11/04/2006

Salaam

Súbitamente agotado tras una indefinida serie de reencarnaciones sucesivas, Samstanaka quedó tendido sobre el húmedo barro de una más de las callejuelas olvidadas de Calcuta.
Así acostado, daba la apariencia de ser lo que era: un despojo humano, indistinguible de los ciento de miles de despojos humanos que forman la inmunda costra de esa herida siempre abierta y purulenta que es Calcuta.
Samstanaka hizo el intento de levantarse y huir de ese lugar, pero lo único que consiguió fue quedar de costado. El movimiento produjo un sonido húmedo, viscoso, que Samstanaka no alcanzó siquiera a percibir, ya que la sensación de incontables movimientos sobre su espalda opacó o eliminó por completo sus restantes sentidos.

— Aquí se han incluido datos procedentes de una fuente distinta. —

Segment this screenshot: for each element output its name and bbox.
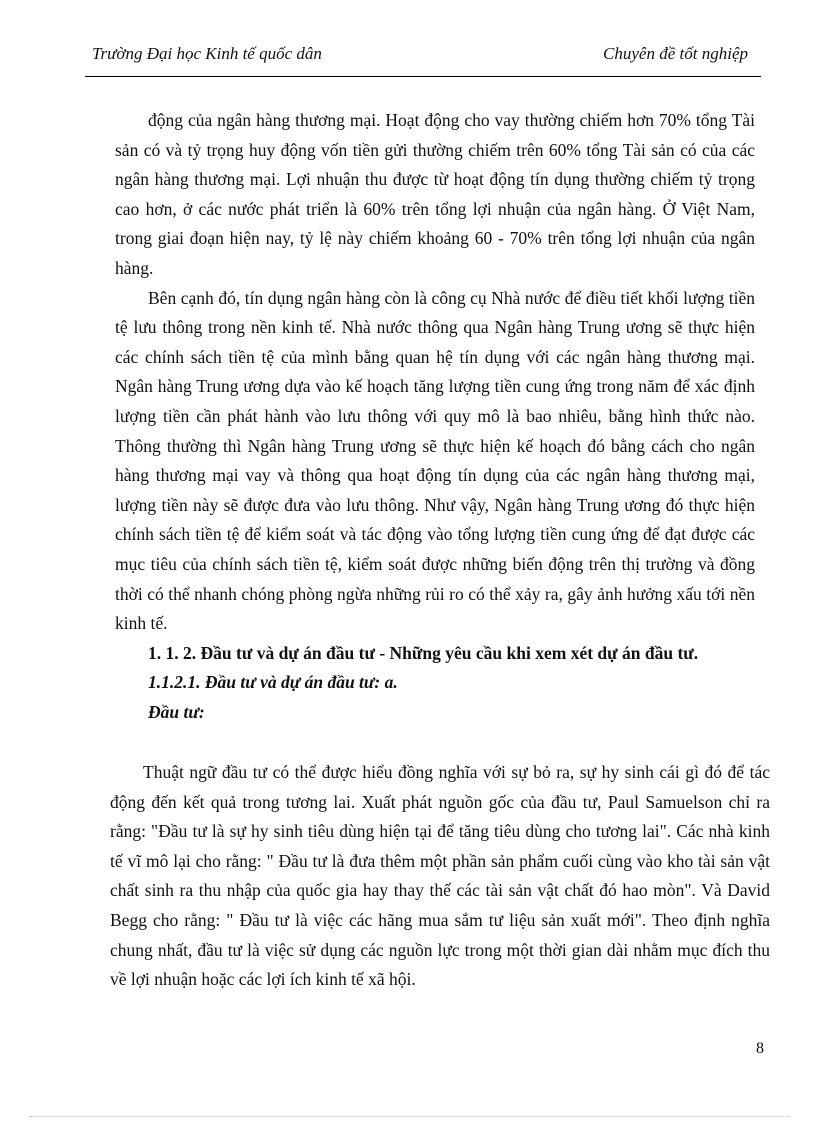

Por algunos aterradores instantes, Samstanaka no vio, ni olió, ni oyó, ni gustó; sólo fue la víctima y el único testigo de ese horrendo movimiento minúsculo infinitamente multiplicado sobre su espalda, donde millones de seres reptaban, saltaban, se enterraban y efectuaban indescriptibles variaciones y mutaciones. Samstanaka empezó a sentir asco y náuseas, ¡y no podía moverse!
Desesperado, comenzó a llorar.
Las lágrimas brotaron y corrieron por el sudoroso rostro de Samstanaka, produciéndole una sensación de soledad absoluta, que lo entristeció.
Sin embargo, súbitamente, la serenidad volvió a su ser en un instante; un mágico e imposible instante en el que Samstanaka notó, asombrado, cómo una de las incontables criaturas microscópicas sobre su espalda lodoza luchaba por levantarse pero, al igual que él, inútilmente.
Entonces comprendió. Una lenta y amplia sonrisa iluminó su rostro.
Samstanaka supo en ese momento que su camino había terminado finalmente, que el Nirvana era su próximo paso.
Porque Samstanaka había sido Samstanaka; ahora era Calcuta.